I’ve seen her treat complete strangers at Relay For Life events with such a warm and compassionate heart.
She’s the person who lets volunteers unsure of their value see their full potential.
She encouraged us to challenge ourselves to not just think outside of the box, but to break the damn box.
She embodied the spirit of the American Cancer Society mission. That year, she received the staff partner of the year award.
Days after, she had surgery.
That 800 number we all push? I called it in the days leading up to her surgery. I talked with a guy named Chris.
For the first time in my adult life, I had to use the term “caregiver.”
I can fill the role of volunteer well, but caregiver? I had my doubts.
So, I told Chris I needed help. He told me about resources the American Cancer Society has, offered to email those to me, and told me to call back after I read over them with more questions.
I started this off by talking about the stories that bring people together.
But there’s something else about the American Cancer Society that keeps volunteers like myself coming back year after year.

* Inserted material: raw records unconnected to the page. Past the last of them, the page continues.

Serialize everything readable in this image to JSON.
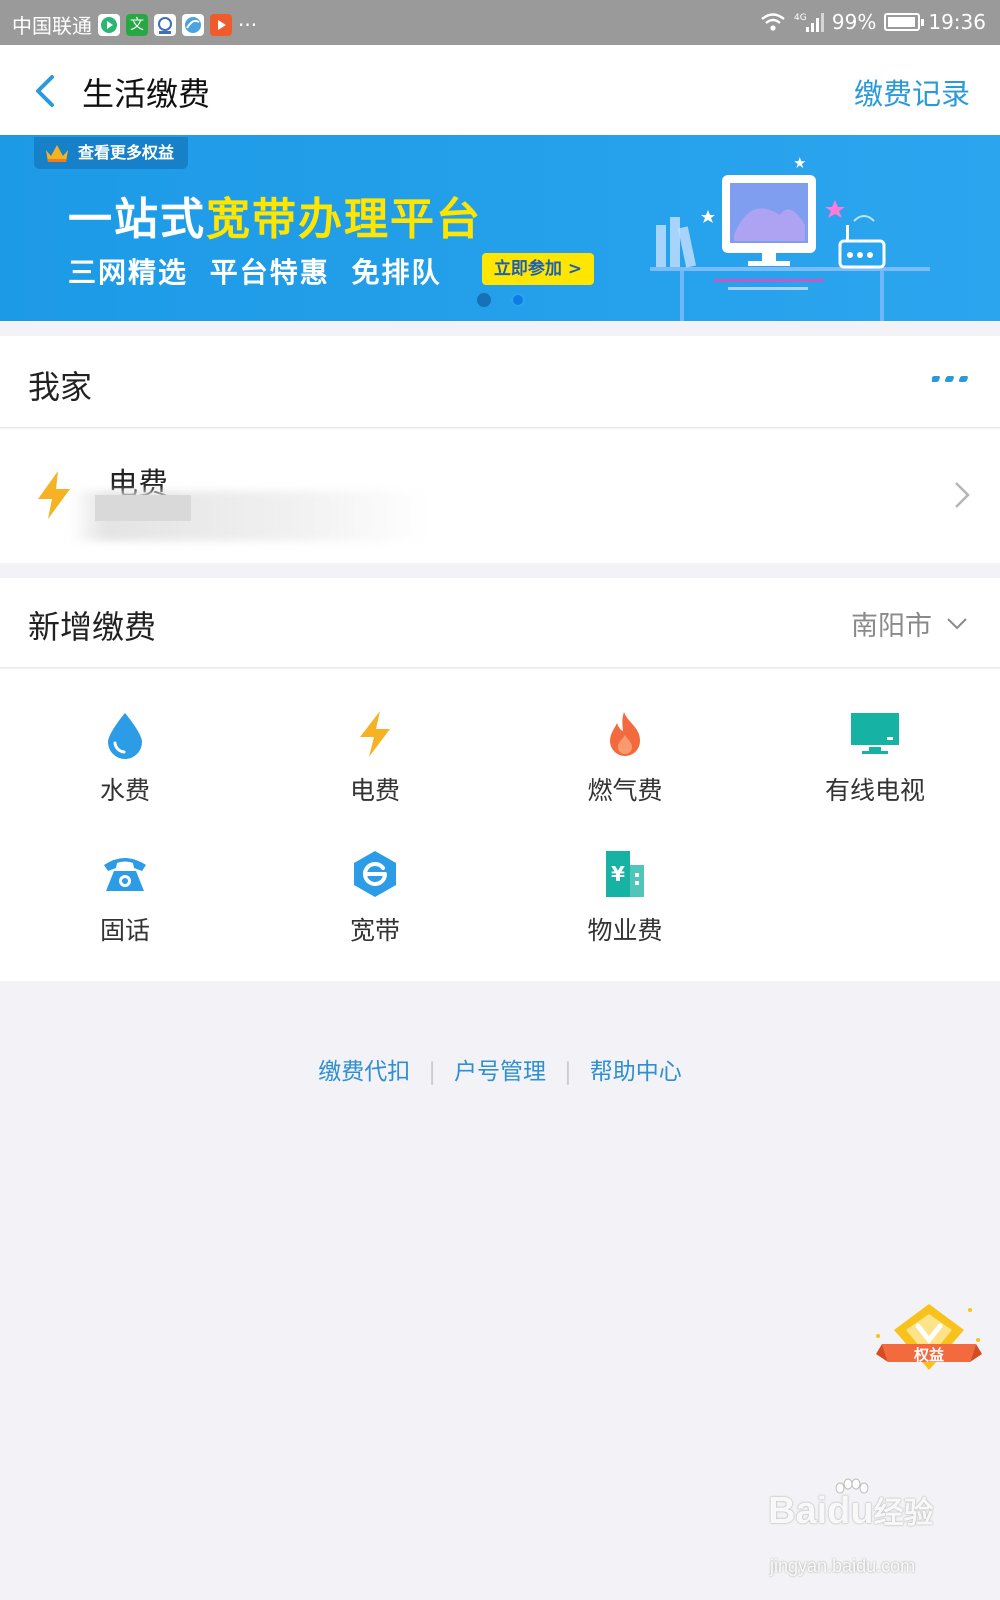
{
  "status_bar": {
    "carrier": "中国联通",
    "more": "···",
    "network": "4G",
    "battery": "99%",
    "time": "19:36",
    "battery_level": 0.99
  },
  "header": {
    "title": "生活缴费",
    "record_link": "缴费记录"
  },
  "banner": {
    "tag": "查看更多权益",
    "title_prefix": "一站式",
    "title_highlight": "宽带办理平台",
    "subtitle": "三网精选 平台特惠 免排队",
    "cta": "立即参加 >",
    "page_count": 2,
    "active_page": 2
  },
  "my_home": {
    "title": "我家",
    "bill_name": "电费"
  },
  "new_payment": {
    "title": "新增缴费",
    "city": "南阳市",
    "items": [
      {
        "label": "水费",
        "icon": "water-drop-icon",
        "color": "#2b9ce5"
      },
      {
        "label": "电费",
        "icon": "lightning-icon",
        "color": "#f5b223"
      },
      {
        "label": "燃气费",
        "icon": "flame-icon",
        "color": "#f26a3d"
      },
      {
        "label": "有线电视",
        "icon": "tv-icon",
        "color": "#16b3a4"
      },
      {
        "label": "固话",
        "icon": "telephone-icon",
        "color": "#2b9ce5"
      },
      {
        "label": "宽带",
        "icon": "broadband-icon",
        "color": "#2b9ce5"
      },
      {
        "label": "物业费",
        "icon": "building-icon",
        "color": "#16b3a4"
      }
    ]
  },
  "footer": {
    "links": [
      "缴费代扣",
      "户号管理",
      "帮助中心"
    ]
  },
  "vip_badge": {
    "label": "权益"
  },
  "watermark": {
    "brand": "Bai",
    "brand2": "du",
    "cn": "经验",
    "url": "jingyan.baidu.com"
  },
  "colors": {
    "accent": "#2a9bd8",
    "banner": "#1d9ae6",
    "highlight": "#ffe600"
  }
}
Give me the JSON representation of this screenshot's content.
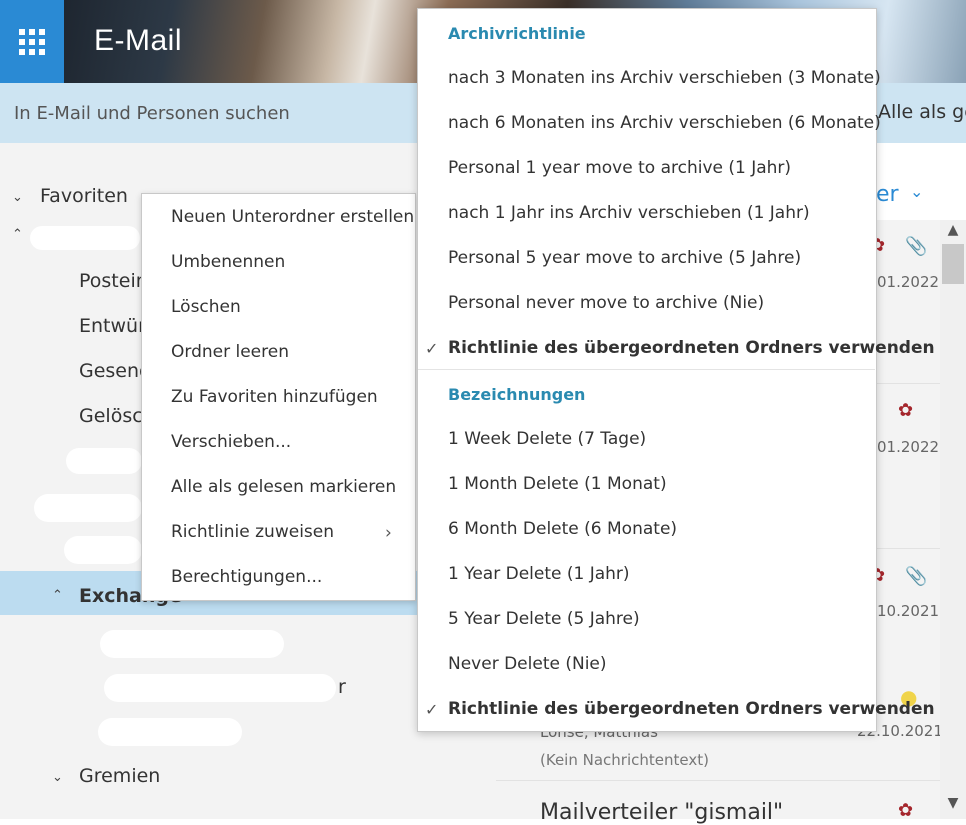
{
  "header": {
    "app_title": "E-Mail"
  },
  "search": {
    "placeholder": "In E-Mail und Personen suchen"
  },
  "toolbar": {
    "mark_all_read": "Alle als ge"
  },
  "folders": {
    "favorites": "Favoriten",
    "inbox": "Postein",
    "drafts": "Entwür",
    "sent": "Gesend",
    "deleted": "Gelösc",
    "exchange": "Exchange",
    "partial_label": "r",
    "gremien": "Gremien"
  },
  "messages": {
    "filter_label": "er",
    "dates": [
      "01.2022",
      "01.2022",
      "10.2021",
      "22.10.2021"
    ],
    "sender": "Lohse, Matthias",
    "preview": "(Kein Nachrichtentext)",
    "subject": "Mailverteiler \"gismail\""
  },
  "context_menu": {
    "items": [
      "Neuen Unterordner erstellen",
      "Umbenennen",
      "Löschen",
      "Ordner leeren",
      "Zu Favoriten hinzufügen",
      "Verschieben...",
      "Alle als gelesen markieren",
      "Richtlinie zuweisen",
      "Berechtigungen..."
    ]
  },
  "submenu": {
    "archive_heading": "Archivrichtlinie",
    "archive_items": [
      "nach 3 Monaten ins Archiv verschieben (3 Monate)",
      "nach 6 Monaten ins Archiv verschieben (6 Monate)",
      "Personal 1 year move to archive (1 Jahr)",
      "nach 1 Jahr ins Archiv verschieben (1 Jahr)",
      "Personal 5 year move to archive (5 Jahre)",
      "Personal never move to archive (Nie)",
      "Richtlinie des übergeordneten Ordners verwenden"
    ],
    "labels_heading": "Bezeichnungen",
    "label_items": [
      "1 Week Delete (7 Tage)",
      "1 Month Delete (1 Monat)",
      "6 Month Delete (6 Monate)",
      "1 Year Delete (1 Jahr)",
      "5 Year Delete (5 Jahre)",
      "Never Delete (Nie)",
      "Richtlinie des übergeordneten Ordners verwenden"
    ]
  },
  "colors": {
    "accent": "#2a8ad4",
    "search_bg": "#cde4f2",
    "selected_folder": "#bcdcf0",
    "submenu_heading": "#2a8ab0",
    "flag_red": "#a4262c"
  }
}
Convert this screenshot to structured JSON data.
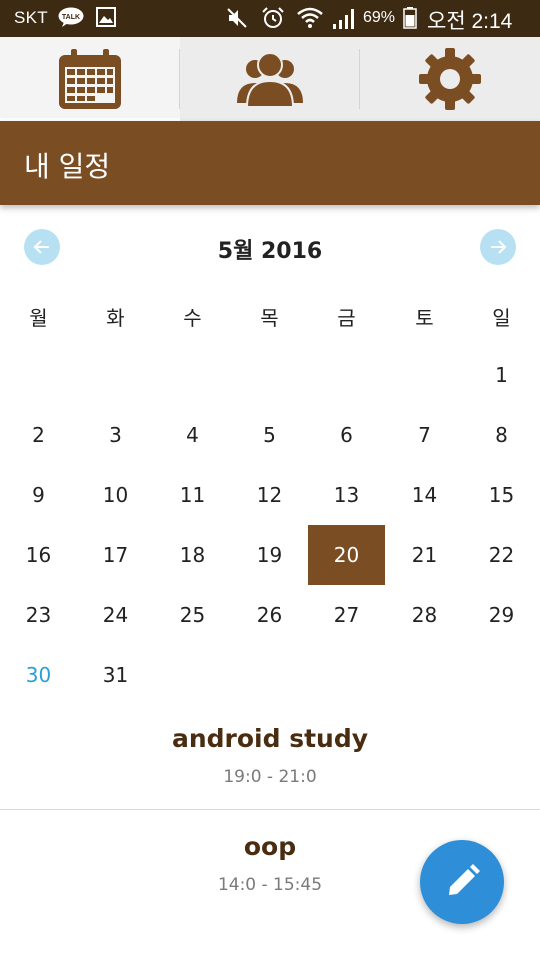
{
  "status_bar": {
    "carrier": "SKT",
    "talk_badge": "TALK",
    "battery_percent": "69%",
    "time": "오전 2:14",
    "icons": [
      "kakaotalk-icon",
      "gallery-icon",
      "mute-icon",
      "alarm-icon",
      "wifi-icon",
      "signal-icon",
      "battery-icon"
    ]
  },
  "tabs": [
    {
      "icon": "calendar-icon",
      "active": true
    },
    {
      "icon": "people-icon",
      "active": false
    },
    {
      "icon": "gear-icon",
      "active": false
    }
  ],
  "header": {
    "title": "내 일정"
  },
  "calendar": {
    "month_label": "5월 2016",
    "prev_icon": "arrow-left-icon",
    "next_icon": "arrow-right-icon",
    "weekdays": [
      "월",
      "화",
      "수",
      "목",
      "금",
      "토",
      "일"
    ],
    "weeks": [
      [
        "",
        "",
        "",
        "",
        "",
        "",
        "1"
      ],
      [
        "2",
        "3",
        "4",
        "5",
        "6",
        "7",
        "8"
      ],
      [
        "9",
        "10",
        "11",
        "12",
        "13",
        "14",
        "15"
      ],
      [
        "16",
        "17",
        "18",
        "19",
        "20",
        "21",
        "22"
      ],
      [
        "23",
        "24",
        "25",
        "26",
        "27",
        "28",
        "29"
      ],
      [
        "30",
        "31",
        "",
        "",
        "",
        "",
        ""
      ]
    ],
    "selected_day": "20",
    "highlighted_day": "30"
  },
  "events": [
    {
      "title": "android study",
      "time": "19:0 - 21:0"
    },
    {
      "title": "oop",
      "time": "14:0 - 15:45"
    }
  ],
  "fab": {
    "icon": "pencil-icon"
  },
  "colors": {
    "status_bar": "#3d2a12",
    "primary_brown": "#7b4d22",
    "accent_blue": "#2e8ed8",
    "nav_button_blue": "#b7e1f3",
    "today_blue": "#2aa0d8",
    "event_title": "#4a2d10"
  }
}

It’s the team captains we meet at Relay For Life events. The ones who are coerced by co-workers or friends and family to take on the role only to later discover a loved one has been diagnosed.
Or watching a daughter put her arm around her mother at a Making Strides Against Breast Cancer event within days of the mother hearing those three little words that pack such a big punch.
It’s the bicyclists who travel 328 miles between Cleveland and Cincinnati.
It’s the families who depend on Hope Lodge locations to find some comfort in an unfamiliar time.
So, we return to Relay For Life events.
We return to Making Strides events.
We keep pedaling (well, I don’t — others do) at bike events, or buying daffodils or raffle tickets or walking tacos.
And, guess what?
Cancer survival rates are increasing.
Prevention and early detection programs are working.
It’s working every day in our communities from Anderson Township to Perrysburg, Ohio, from Belmont County, to Ashtabula, Ohio, from Erie to Greene County, Pa., and from West Chester to Montrose, Pa, with Relay For Life events; and from Philadelphia to Washington, Pa., and from Jefferson County to Lima, Ohio, with Making Strides Against Breast Cancer walks; and to our bike events and other fundraising events … what … you … are … doing … is … working.
We ARE fighting cancer. And we ARE saving lives.
Every day, the American Cancer Society is saving lives.
Thousands and thousands of calls are made each year to the National Cancer Information Center.
Thousands of nights of free or reduced-rate lodging are provided to cancer patients and their families traveling away from home for treatment.
Thousands of cancer patients who are uninsured or on Medicaid receive assistance.
Those are great stories to tell.
But this next one blows my mind.
There’s about $26 million in nearly 40 research grants in Pennsylvania, as of Aug. 1, 2021.
We are fighting cancer. And we are saving lives.
But we only can do better if we share our stories and work together.
We need to keep building relationships so we have more stories to tell.